1-2-3 Biscuits

This recipe title sounds like a breakfast cheer, and here is where I ought to make a cute joke about breakfasts of champions, etc., but I’m fresh out of creative wordplay, so let’s dive right in. Shortly after I got married, my sister handed me a stack of hand-written recipe cards as a way to tide me over until I could get my hands on my own copy of the family cookbook. The recipe “1-2-3 Biscuits” was on one of those cards.

The family cookbook comes from my dad’s side of the family, and it is full of delicious treats and secrets that I am not allowed to divulge should I wish to keep my place in the family bunker set aside for the imminent zombie apocalypse. (It’s coming. Trust me.) However, 1-2-3 Biscuits comes from my mom’s side of the family, and they are less secretive and less prepared for the zombies, so I can share it to my heart’s content. (But I will miss them when the zombies have eaten them.)

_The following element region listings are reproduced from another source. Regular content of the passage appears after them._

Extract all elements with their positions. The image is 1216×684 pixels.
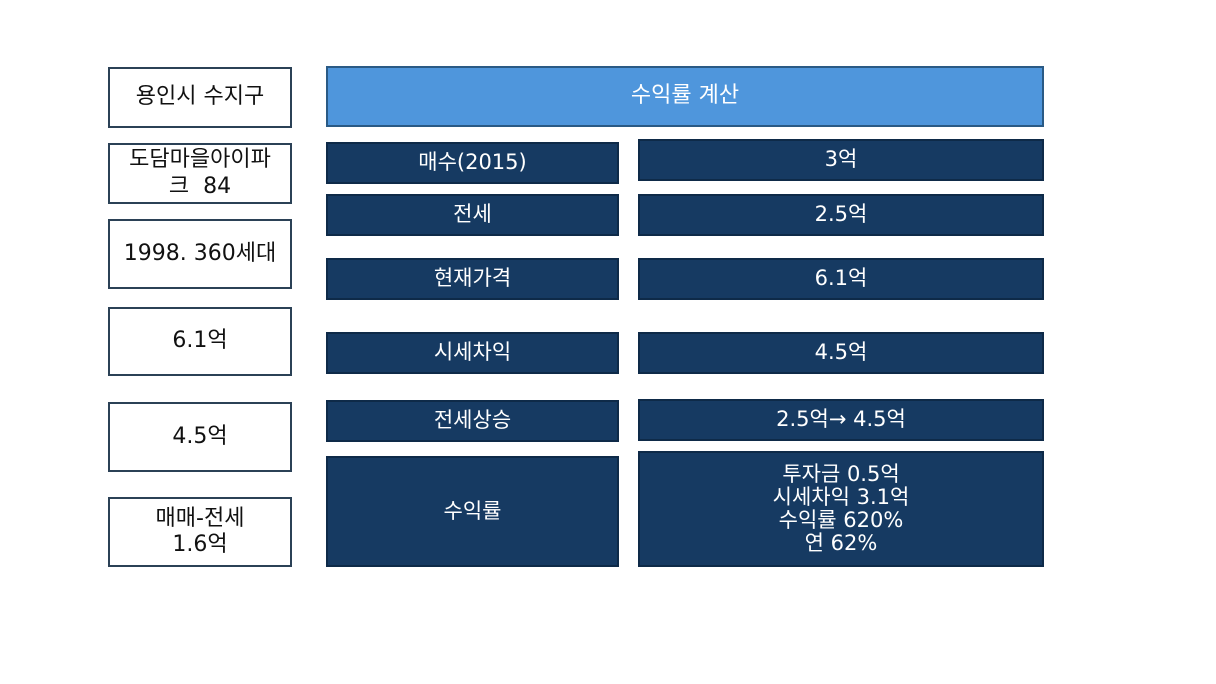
- value-jeonse: 2.5억: [638, 194, 1044, 236]
- value-current-price-text: 6.1억: [814, 266, 868, 291]
- value-gain-text: 시세차익 3.1억: [772, 484, 910, 509]
- label-capital-gain-text: 시세차익: [433, 340, 512, 365]
- built-year-text: 1998. 360세대: [123, 240, 277, 266]
- value-investment-text: 투자금 0.5억: [782, 461, 900, 486]
- label-jeonse-rise: 전세상승: [326, 400, 619, 442]
- value-purchase-text: 3억: [824, 147, 858, 172]
- value-capital-gain-text: 4.5억: [814, 340, 868, 365]
- location-text: 용인시 수지구: [135, 84, 265, 110]
- calc-header: 수익률 계산: [326, 66, 1044, 127]
- current-price-box: 6.1억: [108, 307, 292, 376]
- value-return-pct-text: 수익률 620%: [778, 508, 904, 532]
- jeonse-price-box: 4.5억: [108, 402, 292, 472]
- built-year-box: 1998. 360세대: [108, 219, 292, 289]
- jeonse-price-text: 4.5억: [172, 423, 228, 449]
- value-purchase: 3억: [638, 139, 1044, 181]
- label-jeonse-text: 전세: [453, 202, 492, 227]
- value-annual-text: 연 62%: [804, 531, 878, 556]
- calc-header-text: 수익률 계산: [630, 83, 740, 109]
- label-capital-gain: 시세차익: [326, 332, 619, 374]
- label-current-price: 현재가격: [326, 258, 619, 300]
- location-box: 용인시 수지구: [108, 67, 292, 128]
- apartment-name-box: 도담마을아이파 크 84: [108, 143, 292, 204]
- apartment-name-line1: 도담마을아이파: [129, 147, 271, 173]
- label-return-rate: 수익률: [326, 456, 619, 567]
- gap-line1: 매매-전세: [155, 505, 245, 531]
- label-jeonse-rise-text: 전세상승: [433, 408, 512, 433]
- label-jeonse: 전세: [326, 194, 619, 236]
- apartment-name-line2: 크 84: [168, 173, 232, 199]
- gap-box: 매매-전세 1.6억: [108, 497, 292, 567]
- label-purchase-text: 매수(2015): [418, 150, 527, 175]
- value-capital-gain: 4.5억: [638, 332, 1044, 374]
- current-price-text: 6.1억: [172, 328, 228, 354]
- value-jeonse-rise: 2.5억→ 4.5억: [638, 399, 1044, 441]
- label-purchase: 매수(2015): [326, 142, 619, 184]
- label-return-rate-text: 수익률: [443, 498, 502, 523]
- label-current-price-text: 현재가격: [433, 266, 512, 291]
- value-current-price: 6.1억: [638, 258, 1044, 300]
- value-return-rate: 투자금 0.5억 시세차익 3.1억 수익률 620% 연 62%: [638, 451, 1044, 567]
- gap-line2: 1.6억: [172, 532, 228, 557]
- value-jeonse-rise-text: 2.5억→ 4.5억: [776, 407, 906, 432]
- value-jeonse-text: 2.5억: [814, 202, 868, 227]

Without further ado, you will need:

  • 2 cups of flour
  • 1 teaspoon of salt (or a little less)
  • 1 Tablespoon of baking powder
  • 1/3 cup of oil
  • 2/3 cup of milk

Combine dry ingredients in a bowl and whisk together with a fork. Pour wet ingredients in and stir everything together. Knead the resulting dough about 10 times in the bowl, then “pour” onto a floured surface. You can roll out the dough and use a biscuit cutter, or you can shape the dough into a flattened square and slice a tic-tac-toe design across it to make nine square-ish biscuits. Or, you can divide the dough into nine balls of dough and then lightly flatten them by hand. It’s really up to you.

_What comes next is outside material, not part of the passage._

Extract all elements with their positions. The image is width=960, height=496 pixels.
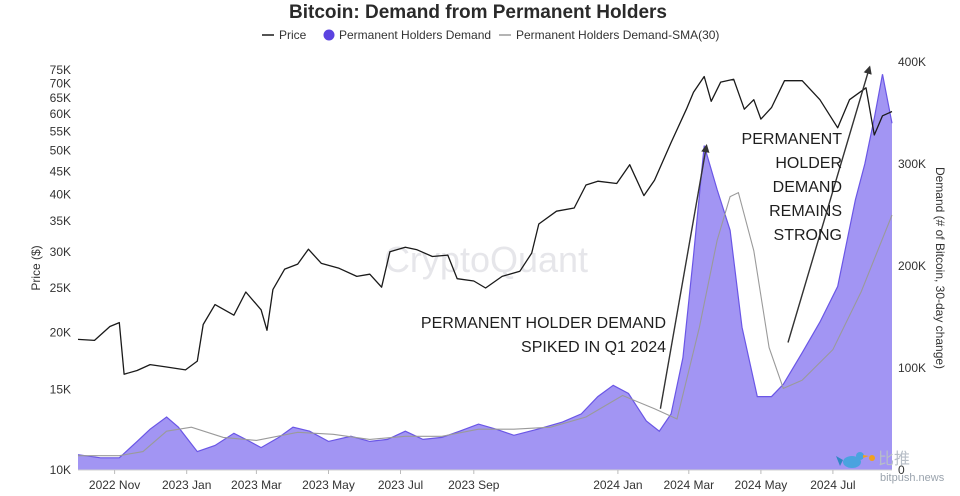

Bake on an ungreased cookie sheet at 425º F for 8-10 minutes, depending on the oven. I like mine to be lightly golden on top, and that usually ends up with an increased baking time, but your oven will be different, I’m sure.

According to my sister, I would have died without this recipe. Hyperbole aside, this recipe is very handy. It is simple enough to use for lazy weekend breakfasts or to whip up as a side for dinners after work. What I really appreciate about this recipe is how customizable it is. I’ve made it with whole wheat flour, with half whole wheat flour and half all-purpose flour, and with just all-purpose flour. The biscuits still turn out great! I haven’t dabbled in gluten-free baking yet, but I have a feeling that since this isn’t a yeast dough, it would work well with other flours as well.*

Other ways to change up these biscuits are to add smushed berries and sugar; to mix in cheese, Italian or pizza seasoning, and browned ground beef (if you’re a carnivore); to throw in some ham and cheese; or simply to mix in cinnamon and brown sugar. There probably is an end to the possibilities, but there is certainly room for variety.

*If you try this recipe with different flours, please let me know how it comes out!

By Dormouse

Bilingual (and a half) white girl who spent thirteen of her formative years in Africa. She is a writer, mentor, coffee drinker, wife, cat owner, language lover, photography dabbler, aspiring speaker, and a lifetime student. She keeps her writing going over at

8 replies on “1-2-3 Biscuits”

I feel sorry for carbophiles who miss out on the Joys of Biscuits.

Personally, I like to drop the dough by heaping spoonfuls on to the cookie sheet instead of shaping them in any way.  The peaks and crooks and edges get a little toastier and a little crunchier while the inside is soft and hot and moist.

I know what I’m having for breakfast this weekend!

Bannock although originally Scottish, is a traditional Aboriginal bread eaten by the First Nations and Metis of Canada. In the States it is probably closest to Fry Bread. Bannock was a staple during the fur trade era and is still often eaten today. Basically your recipe is it except that it can be fried as I described above or even wrapped on a stick and cooked over the fire. It is delicious. instead of making biscuit sized ones, it’s typically a big slab of dough that you cook in oil on a skillet over the fire. Getting the delicious flavour of cast iron and campfire into the dough. Nothing sticks to your ribs like it. One woman, of Metis ancestry that I know makes what she calls “indian tacos” which is a flat bannock with taco beef and the fixings on it :D

It would be cool to write a post about the wonders of bannock and its social significance!